Thursday, November 18, 2010

Denationalize Money: First Ambedkar, and NOT Hayek!!

From Cafehayek:

George Will’s superb column on the Fed’s over-expansive “dual mandate” ends with an apt warning from the late Nobel laureate economist F.A. Hayekthat any attempt to engineer economies – even via monetary policy – is evidence of a “fatal conceit” (“The trap of the Federal Reserve’s dual mandate,” Nov. 18). It’s unsurprising, therefore, that Hayek was among the first economists to call for removing government from the business of supplying and regulating money.

In 1976, Hayek published a pioneering monograph entitled Denationalisation of Money* in which he argued that not only can markets supply sound money, but that markets are likely to do so far more reliably than will any government or central bank.

Hayek’s work is the font of a fertile river of research on the history and theory of ‘free banking’ (whose chief contributors are my GMU colleague Lawrence White and my former GMU colleague George Selgin**). This research leaves no doubt that, had money been supplied privately from the start of the republic, U.S. economic growth would have been both steadier and steeper.

Sincerely,
Donald J. Boudreaux

* F. A. Hayek, Denationalisation of Money (London: Institute of Economic Affairs, 1976). A substantially revised second edition was published in 1977.

** See, e.g., George A. Selgin and Lawrence H. White, “How Would the Invisible Hand Handle Money?” Journal of Economic Literature, Dec. 1994, Vol. 32, pp. 1718-1749.

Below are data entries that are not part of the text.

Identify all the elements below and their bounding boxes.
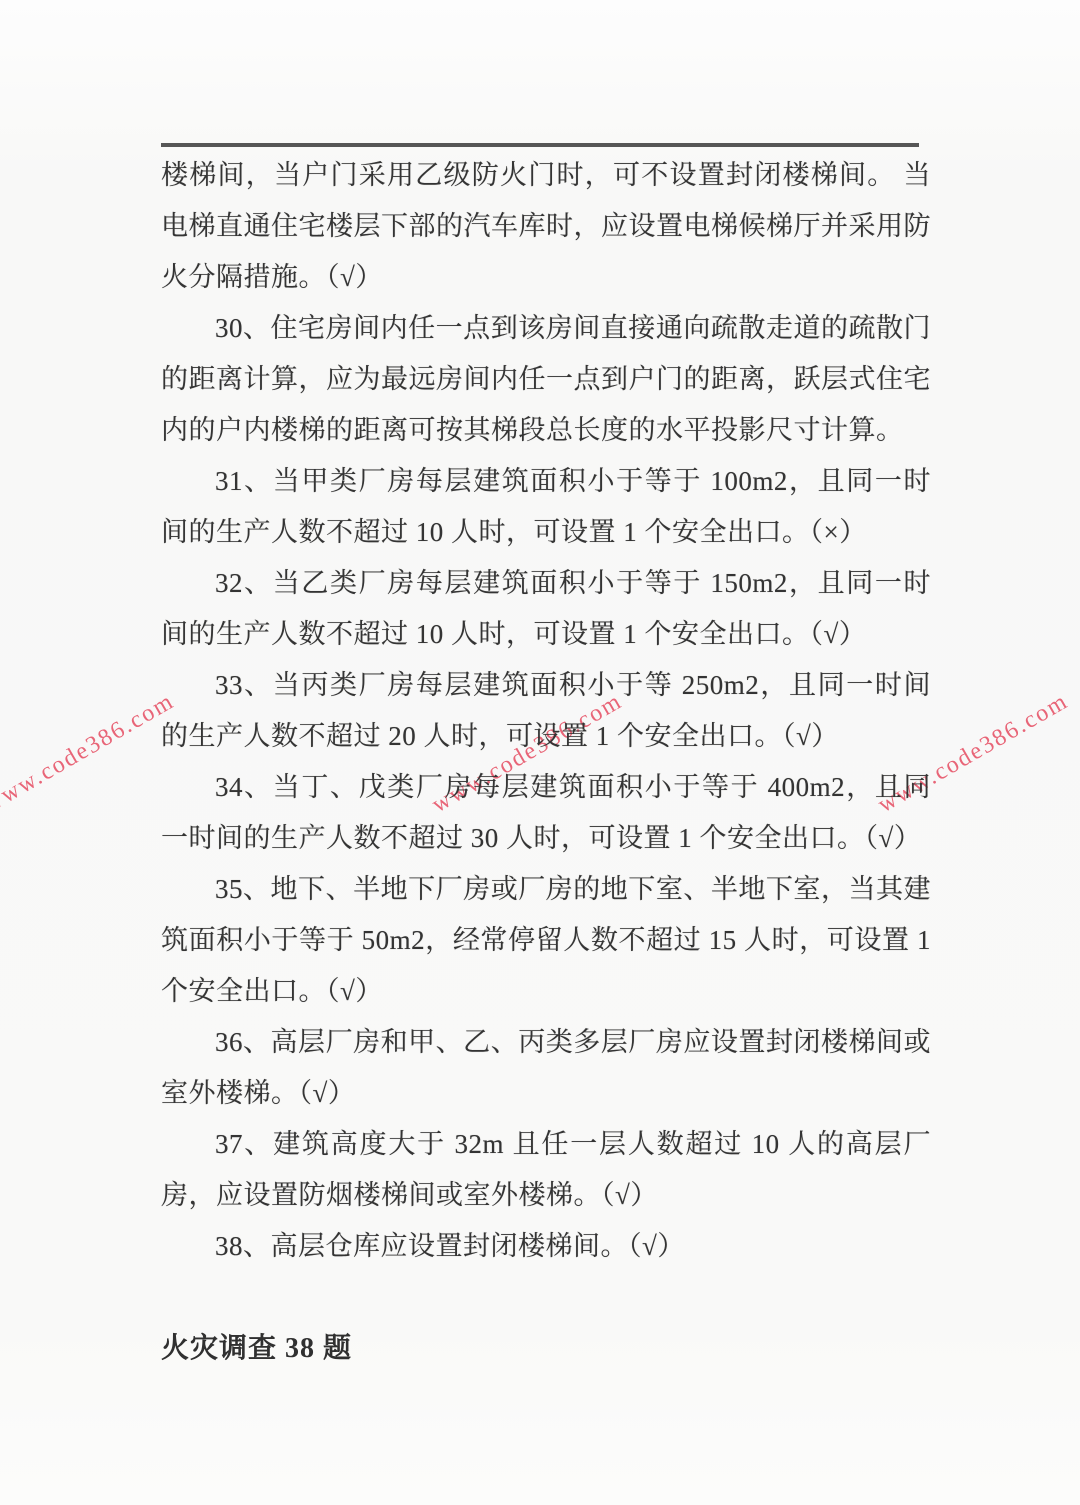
watermark-text: www.code386.com [0,688,179,819]
question-33: 33、当丙类厂房每层建筑面积小于等 250m2，且同一时间的生产人数不超过 20… [161,660,931,762]
question-36: 36、高层厂房和甲、乙、丙类多层厂房应设置封闭楼梯间或室外楼梯。（√） [161,1017,931,1119]
question-34: 34、当丁、戊类厂房每层建筑面积小于等于 400m2，且同一时间的生产人数不超过… [161,762,931,864]
question-31: 31、当甲类厂房每层建筑面积小于等于 100m2，且同一时间的生产人数不超过 1… [161,456,931,558]
document-body: 楼梯间，当户门采用乙级防火门时，可不设置封闭楼梯间。 当电梯直通住宅楼层下部的汽… [161,143,931,1374]
question-37: 37、建筑高度大于 32m 且任一层人数超过 10 人的高层厂房，应设置防烟楼梯… [161,1119,931,1221]
question-30: 30、住宅房间内任一点到该房间直接通向疏散走道的疏散门的距离计算，应为最远房间内… [161,303,931,456]
section-heading: 火灾调查 38 题 [161,1323,931,1374]
question-32: 32、当乙类厂房每层建筑面积小于等于 150m2，且同一时间的生产人数不超过 1… [161,558,931,660]
question-38: 38、高层仓库应设置封闭楼梯间。（√） [161,1221,931,1272]
paragraph-continuation: 楼梯间，当户门采用乙级防火门时，可不设置封闭楼梯间。 当电梯直通住宅楼层下部的汽… [161,150,931,303]
top-rule [161,143,919,147]
question-35: 35、地下、半地下厂房或厂房的地下室、半地下室，当其建筑面积小于等于 50m2，… [161,864,931,1017]
document-page: www.code386.com www.code386.com www.code… [0,0,1080,1505]
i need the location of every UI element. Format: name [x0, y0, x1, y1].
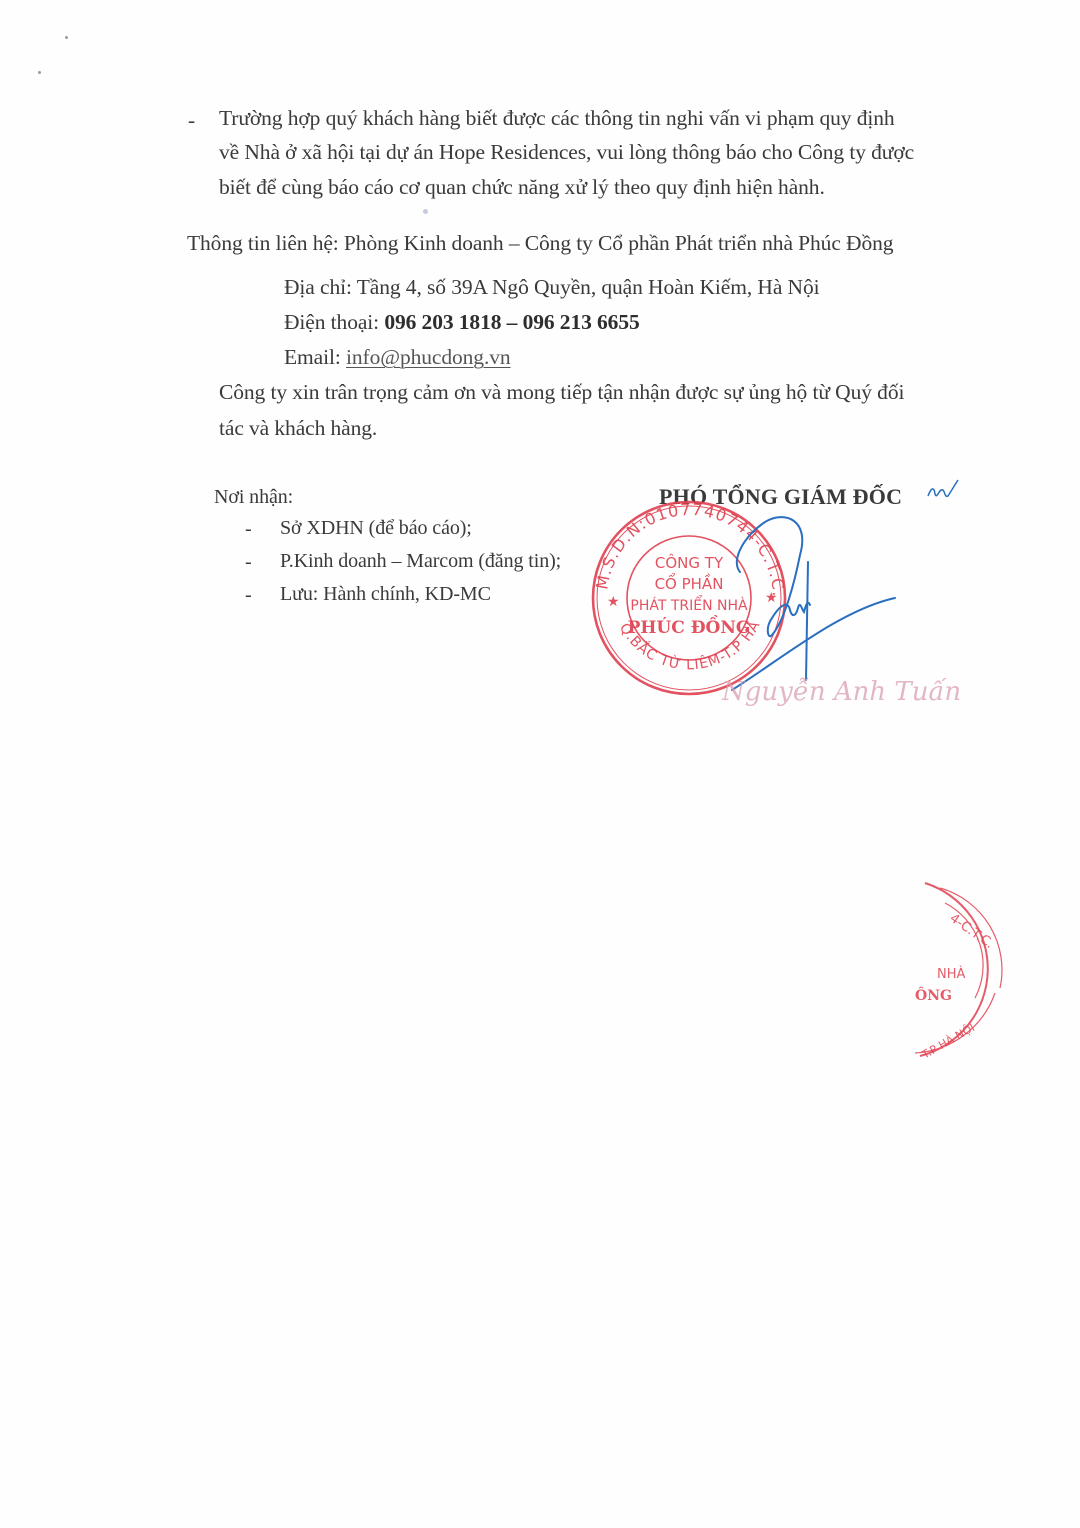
svg-text:NHÀ: NHÀ	[937, 966, 966, 982]
phone-label: Điện thoại:	[284, 310, 379, 334]
phone-value[interactable]: 096 203 1818 – 096 213 6655	[384, 310, 639, 334]
svg-text:T.P HÀ NỘI: T.P HÀ NỘI	[919, 1021, 977, 1062]
address-value: Tầng 4, số 39A Ngô Quyền, quận Hoàn Kiếm…	[357, 275, 820, 299]
notice-line-3: biết để cùng báo cáo cơ quan chức năng x…	[219, 177, 825, 199]
closing-line-1: Công ty xin trân trọng cảm ơn và mong ti…	[219, 382, 904, 404]
document-page: - Trường hợp quý khách hàng biết được cá…	[0, 0, 1080, 1528]
scan-speck	[65, 36, 68, 39]
svg-text:ÔNG: ÔNG	[915, 986, 952, 1004]
recipient-item-3: Lưu: Hành chính, KD-MC	[280, 584, 491, 604]
email-label: Email:	[284, 345, 341, 369]
svg-text:★: ★	[607, 594, 620, 610]
contact-heading: Thông tin liên hệ: Phòng Kinh doanh – Cô…	[187, 233, 893, 255]
edge-seal-fragment: 4-C.T.C. NHÀ ÔNG T.P HÀ NỘI	[905, 878, 1015, 1063]
bullet-marker: -	[188, 108, 195, 133]
signer-name: Nguyễn Anh Tuấn	[722, 677, 961, 707]
initial-mark-icon	[925, 478, 961, 504]
handwritten-signature	[640, 500, 910, 700]
recipient-dash: -	[245, 584, 252, 607]
recipient-item-2: P.Kinh doanh – Marcom (đăng tin);	[280, 551, 561, 571]
email-link[interactable]: info@phucdong.vn	[346, 345, 511, 369]
contact-email: Email: info@phucdong.vn	[284, 347, 511, 369]
closing-line-2: tác và khách hàng.	[219, 418, 377, 440]
scan-speck	[423, 209, 428, 214]
recipient-dash: -	[245, 551, 252, 574]
notice-line-2: về Nhà ở xã hội tại dự án Hope Residence…	[219, 142, 914, 164]
recipients-label: Nơi nhận:	[214, 487, 293, 507]
contact-phone: Điện thoại: 096 203 1818 – 096 213 6655	[284, 312, 640, 334]
contact-address: Địa chỉ: Tầng 4, số 39A Ngô Quyền, quận …	[284, 277, 820, 299]
recipient-dash: -	[245, 518, 252, 541]
scan-speck	[38, 71, 41, 74]
notice-line-1: Trường hợp quý khách hàng biết được các …	[219, 108, 895, 130]
address-label: Địa chỉ:	[284, 275, 352, 299]
recipient-item-1: Sở XDHN (để báo cáo);	[280, 518, 472, 538]
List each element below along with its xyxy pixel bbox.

Dr.Ambedkar said in 1924-25 (Statement of Evidence to the Royal Commission on Indian Currency):

  • One of the evils of the Exchange Standard is that it is subject to management. Now a convertible system is also a managed system. Therefore by adopting the convertible system we do not get rid of the evil of management which is really the bane of the present system. Besides a managed currency is to be altogether avoided when the management is to be in the hands of the Government. When the management is by a bank there is less chance of mismanagement. For the penalty for imprudent issue, or mismanagement is visited by disaster directly upon the property of the issuer. But the chance of mismanagement is greater when it is issued by Government because the issue of government money is authorised and conducted by men who are never under any present responsibility for private loss in case of bad judgement or mismanagement.